Но все равно думалось о приятном. Например, о том, как вскоре уже совсем, скажем, через пять или шесть дней, их общий, один на всех поезд медленно въедет на мокрый от дождя и черный от позднего часа берлинский вокзал. Фонари желтого цвета, такого же цвета луна. Носильщик, предложивший свою нехитрую услугу на незнакомом, но, по-видимому, исходя из местных географических особенностей, немецком языке.

И на деле получилось так или почти так. Поезд действительно прибыл в Берлин ночью. Дождя, правда, не было. Луны не было тоже. Носильщик, невзирая ни на загадочные мундиры Адлера и его сыновей, ни на их общее молчание, сразу же обратился к ним по-русски, правильно истолковав как именно русское настороженно-простодушное выражение их лиц.

Таксист тоже оказался русским, и на мгновенье Адлеру показалось даже, что из России они так и не выехали, а этот двухдневный перестук колес, постоянное отставание скачущих деревьев за окнами, хмурые пограничники, полиставшие паспорта, перед тем как грохнуть в них печать, и многое-многое другое было лишь инсценировкой, театральной паузой, перед тем как присвоить ему имя Побережского, после чего снова упечь в тюрьму.
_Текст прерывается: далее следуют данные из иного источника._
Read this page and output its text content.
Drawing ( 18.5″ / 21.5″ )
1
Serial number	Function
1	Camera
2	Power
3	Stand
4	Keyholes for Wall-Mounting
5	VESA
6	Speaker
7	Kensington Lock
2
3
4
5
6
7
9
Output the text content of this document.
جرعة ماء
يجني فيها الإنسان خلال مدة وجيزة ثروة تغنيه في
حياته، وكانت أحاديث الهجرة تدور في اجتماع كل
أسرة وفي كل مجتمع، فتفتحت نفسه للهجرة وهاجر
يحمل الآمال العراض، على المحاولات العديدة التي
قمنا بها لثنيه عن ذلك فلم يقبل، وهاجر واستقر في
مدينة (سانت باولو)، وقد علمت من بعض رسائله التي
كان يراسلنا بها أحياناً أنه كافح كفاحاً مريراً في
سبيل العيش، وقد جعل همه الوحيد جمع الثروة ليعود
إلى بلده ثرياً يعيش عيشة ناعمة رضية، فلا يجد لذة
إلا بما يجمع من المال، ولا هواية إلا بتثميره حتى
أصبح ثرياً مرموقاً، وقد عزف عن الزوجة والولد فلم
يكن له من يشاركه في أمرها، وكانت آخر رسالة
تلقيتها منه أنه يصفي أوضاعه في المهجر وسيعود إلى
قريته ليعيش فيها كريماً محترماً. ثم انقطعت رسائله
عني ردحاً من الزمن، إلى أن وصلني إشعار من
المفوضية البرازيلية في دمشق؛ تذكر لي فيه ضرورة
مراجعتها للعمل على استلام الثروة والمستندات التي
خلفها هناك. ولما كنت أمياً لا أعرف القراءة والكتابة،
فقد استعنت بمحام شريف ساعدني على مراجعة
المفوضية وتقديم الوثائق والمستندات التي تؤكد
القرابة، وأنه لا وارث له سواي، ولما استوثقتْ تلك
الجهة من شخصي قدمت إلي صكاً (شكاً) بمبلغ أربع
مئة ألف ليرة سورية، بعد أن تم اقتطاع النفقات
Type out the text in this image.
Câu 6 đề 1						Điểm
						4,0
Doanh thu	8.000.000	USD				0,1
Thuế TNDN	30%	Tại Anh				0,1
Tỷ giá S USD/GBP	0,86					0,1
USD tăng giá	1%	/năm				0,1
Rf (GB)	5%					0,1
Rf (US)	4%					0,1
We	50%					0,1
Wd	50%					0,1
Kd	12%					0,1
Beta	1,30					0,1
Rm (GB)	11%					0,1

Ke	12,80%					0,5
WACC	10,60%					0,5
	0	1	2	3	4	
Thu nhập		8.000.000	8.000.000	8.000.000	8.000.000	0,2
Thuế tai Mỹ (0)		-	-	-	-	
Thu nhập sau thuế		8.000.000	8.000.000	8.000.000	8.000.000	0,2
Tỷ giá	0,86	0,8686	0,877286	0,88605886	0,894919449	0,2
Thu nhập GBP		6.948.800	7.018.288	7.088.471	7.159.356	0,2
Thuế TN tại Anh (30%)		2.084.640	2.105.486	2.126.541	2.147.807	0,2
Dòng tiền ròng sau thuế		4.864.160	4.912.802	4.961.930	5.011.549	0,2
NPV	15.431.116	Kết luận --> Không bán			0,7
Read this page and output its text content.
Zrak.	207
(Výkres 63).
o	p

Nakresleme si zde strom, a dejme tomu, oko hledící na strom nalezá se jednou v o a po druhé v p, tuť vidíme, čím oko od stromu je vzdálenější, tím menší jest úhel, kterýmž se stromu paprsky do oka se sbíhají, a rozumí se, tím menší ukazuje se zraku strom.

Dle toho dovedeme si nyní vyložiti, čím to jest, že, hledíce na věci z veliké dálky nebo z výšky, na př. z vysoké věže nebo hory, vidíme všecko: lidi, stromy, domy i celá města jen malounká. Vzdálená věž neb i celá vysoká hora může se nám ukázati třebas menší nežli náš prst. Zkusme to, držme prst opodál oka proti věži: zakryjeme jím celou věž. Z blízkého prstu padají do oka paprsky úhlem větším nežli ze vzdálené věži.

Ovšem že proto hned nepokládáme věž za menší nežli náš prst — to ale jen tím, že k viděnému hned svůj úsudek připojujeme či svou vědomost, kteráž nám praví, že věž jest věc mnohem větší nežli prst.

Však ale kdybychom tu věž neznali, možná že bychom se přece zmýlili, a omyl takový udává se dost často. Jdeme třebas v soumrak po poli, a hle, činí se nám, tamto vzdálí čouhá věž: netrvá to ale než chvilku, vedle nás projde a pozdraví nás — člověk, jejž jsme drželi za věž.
Кое-как, где шепотом, где указательным пальцем на запотевшем изнутри стекле таксомотора, Адлер сообщил детям, чтобы они поостереглись озвучивать на родном языке свои русские мысли, и сообразительные дети легко перешли на английский, по которому имели изрядные успехи в школе. Невпопад вставляя “Yes” и “No”, Адлер внимательно посматривал по сторонам и оглядывался назад, но признаков погони нигде не наблюдалось, если не считать, что на одном светофоре в их стоящую машину робко поскребся какой-то нищий, который волшебно исчез, получив добычу — купюрку незначительной ценности.

Потом, как водится в таких случаях, пришел черед и гостиницы, черед “хотеля”, название которого венчалось россыпью звезд. Все, как положено, все, к чему привык Побережский (передавший свои привычки по наследству полковнику Адлеру), а именно: мраморные лестницы, холеные слуги, низко кланявшиеся чемоданам прибывающих гостей, портье с прямой спиной и усами вразлет.

Попытка поговорить на немецком ни к чему не привела, русский же тут был не в ходу. “Как насчет английского?” — по-английски спросил портье, и Эраст с Эмилем оживились, затарабанили бойко, что very important person colonel Adler needs a good expensive room and his two sons need the same room also with two king size beds, and what about supper, we all very hungry...

Все нашлось, хотя комнаты не были зарезервированы заранее; в каждом номере нашлись чистая плюшевая мебель, дубовые стулья и столы, большие ванные комнаты и в окнах — чудесное чистое звездное небо. И не было никаких признаков жизни предыдущих постояльцев, хотя Адлер, от Побережского знающий, где можно было бы найти клочок исписанной бумажки, расческу, хищно впившуюся длинными зубами в один-единственный волосок, медную монетку, что онемела в свое время от падения на мягкий ковер, и прочее, прочее, азартно порыскал в своем номере. Нет, обнаружить ничего не удалось, а следовательно, пока не было ничего подозрительного.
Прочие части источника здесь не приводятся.